Sampson laughed outright at him. ‘Have you?’ he jeered, gesturing around the claustrophobic cell. ‘Have you? You call this winning! You might have been good once, Charlie. I know you were good once. I’ve had the lectures about your expertise more times than I can remember. But you lost it. I don’t care whether you consider yourself a traitor or what you think you are. It doesn’t matter. OK, so maybe you were set up. It happens, in the business. Our business. And maybe you taught them a lesson. Which doesn’t often happen in the business. But they won in the end, Charlie. The establishment always does. That’s why it’s called the establishment.’

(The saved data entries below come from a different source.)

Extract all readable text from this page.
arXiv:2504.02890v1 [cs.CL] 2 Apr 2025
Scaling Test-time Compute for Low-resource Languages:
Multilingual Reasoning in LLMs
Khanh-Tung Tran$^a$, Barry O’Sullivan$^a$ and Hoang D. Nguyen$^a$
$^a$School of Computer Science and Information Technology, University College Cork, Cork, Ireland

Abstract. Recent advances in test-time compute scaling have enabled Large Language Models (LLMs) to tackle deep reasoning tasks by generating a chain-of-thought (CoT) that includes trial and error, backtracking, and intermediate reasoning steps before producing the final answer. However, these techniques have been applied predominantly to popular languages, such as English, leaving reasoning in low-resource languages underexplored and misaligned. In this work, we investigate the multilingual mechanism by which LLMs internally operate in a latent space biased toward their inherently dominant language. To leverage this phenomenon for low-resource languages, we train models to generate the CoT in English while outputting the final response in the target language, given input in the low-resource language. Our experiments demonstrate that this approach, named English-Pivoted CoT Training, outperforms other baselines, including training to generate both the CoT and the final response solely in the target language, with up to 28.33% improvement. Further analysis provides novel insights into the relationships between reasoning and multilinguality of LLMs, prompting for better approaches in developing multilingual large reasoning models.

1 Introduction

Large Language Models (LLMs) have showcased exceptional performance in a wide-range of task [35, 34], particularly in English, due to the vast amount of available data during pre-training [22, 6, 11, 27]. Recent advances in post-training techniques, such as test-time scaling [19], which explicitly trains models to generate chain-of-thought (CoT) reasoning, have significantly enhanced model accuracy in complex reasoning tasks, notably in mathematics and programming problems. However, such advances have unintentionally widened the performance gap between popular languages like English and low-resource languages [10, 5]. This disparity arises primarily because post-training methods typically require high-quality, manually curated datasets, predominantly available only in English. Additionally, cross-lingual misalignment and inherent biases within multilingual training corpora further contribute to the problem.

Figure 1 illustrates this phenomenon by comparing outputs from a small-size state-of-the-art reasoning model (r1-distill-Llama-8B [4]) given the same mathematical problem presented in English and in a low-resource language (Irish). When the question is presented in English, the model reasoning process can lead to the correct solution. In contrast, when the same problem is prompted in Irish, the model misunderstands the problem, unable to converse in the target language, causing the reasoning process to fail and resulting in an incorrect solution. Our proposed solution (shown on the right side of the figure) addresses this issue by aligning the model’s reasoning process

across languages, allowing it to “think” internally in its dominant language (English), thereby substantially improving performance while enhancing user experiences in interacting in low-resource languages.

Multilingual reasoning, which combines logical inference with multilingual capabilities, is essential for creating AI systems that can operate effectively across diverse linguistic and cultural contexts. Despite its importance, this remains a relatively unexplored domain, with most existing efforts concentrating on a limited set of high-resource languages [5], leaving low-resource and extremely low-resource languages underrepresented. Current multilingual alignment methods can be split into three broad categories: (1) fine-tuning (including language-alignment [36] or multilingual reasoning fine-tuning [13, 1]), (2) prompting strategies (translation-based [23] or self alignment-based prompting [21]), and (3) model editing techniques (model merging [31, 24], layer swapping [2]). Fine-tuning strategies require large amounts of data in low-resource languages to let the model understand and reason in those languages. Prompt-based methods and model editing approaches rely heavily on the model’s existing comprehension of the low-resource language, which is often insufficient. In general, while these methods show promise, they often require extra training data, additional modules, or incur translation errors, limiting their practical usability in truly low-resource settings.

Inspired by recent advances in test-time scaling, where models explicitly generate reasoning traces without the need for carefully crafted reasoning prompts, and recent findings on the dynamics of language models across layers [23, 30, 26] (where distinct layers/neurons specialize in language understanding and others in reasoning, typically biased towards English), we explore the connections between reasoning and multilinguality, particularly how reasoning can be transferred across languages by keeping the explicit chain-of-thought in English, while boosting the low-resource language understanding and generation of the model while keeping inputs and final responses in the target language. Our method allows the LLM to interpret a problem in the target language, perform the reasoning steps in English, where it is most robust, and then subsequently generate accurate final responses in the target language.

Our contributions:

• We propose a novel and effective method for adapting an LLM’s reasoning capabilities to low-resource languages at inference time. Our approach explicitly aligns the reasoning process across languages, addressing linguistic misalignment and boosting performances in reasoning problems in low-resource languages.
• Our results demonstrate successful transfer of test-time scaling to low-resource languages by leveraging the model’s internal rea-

‘Bollocks,’ said Charlie, unable to think of anything better but wishing he could.
‘It isn’t bollocks. It’s reality. That’s one of the things they used to say about you: that you were a realist, able to adjust and manoeuvre faster than anyone else. What’s happened to the reality now?’
Right again, Charlie accepted, not wanting but having to. He knew it and everyone else knew it so why the hell couldn’t he accept it? Because it meant giving in! he told himself desperately. He knew all the prison rules – the written and the unwritten – and all the dodges and all the shortcuts: like objectivity, it was a necessity for survival. And he could play the part – if they’d only let him – but if it stopped being that, becoming unthinking obedience and conformity instead of an act, then it would mean he had given up. ‘I’ll settle it my way,’ he said, still careless.
‘Jesus!’ exclaimed Sampson, jeering still. ‘I thought you were good! I really did. I listened to all the stories and somehow you became a legend and when I learned I was coming here and that you were here I actually wanted to meet you! But you’re not clever or smart, not any more. You go through this bullshit routine about refusing to become institutionalised but that’s exactly what you’ve become, just like those grey-faced, shuffling zombies who’ve been here for more years than they can remember. You know what prison has made you, Charlie Muffin? It’s made you fucking stupid.’
He even swore better, the word natural and easy now, not forced, thought Charlie. He said, ‘You want a boyfriend, why not go and live with Prudell? You’ve got enough pull with the screws to make the change.’ Charlie swung away from the direct confrontation, in the familiar avoidance pose of lying out on his bunk with his hands behind his head, staring towards the noughts and crosses window pattern and hoping the movement would appear what he intended it to be, a nonchalant dismissal of boredom.
‘Twelve years, four months and four days,’ said Sampson, from the other bunk. ‘Three days if you subtract today, even though it isn’t fully over.’
Charlie swallowed, refusing to respond.
‘I know all about the calendar,’ said Sampson, ‘I know about the regime you’ve tried to establish. How you count every day off. Seen you do it, when you didn’t think I’d notice. The instructors would be proud, if they knew how well you’d remembered.’
Still Charlie gave no reaction.
‘I’m going to have another drink,’ said Sampson. ‘Sure you won’t join me?’
‘Go fuck yourself,’ said Charlie, gripped by a feeling of helplessness. The feeling worsened when he remembered that was how he had ended their last big argument.
It was a week later when Hickley came to the library, fifteen minutes before it closed. The doorway was blocked from Charlie’s view by a shelf; he was aware of some conversation and of some half-hearted, flustered warning from Hargrave but didn’t realise what it was until the prison officer appeared at the opening into the book-lined corridor.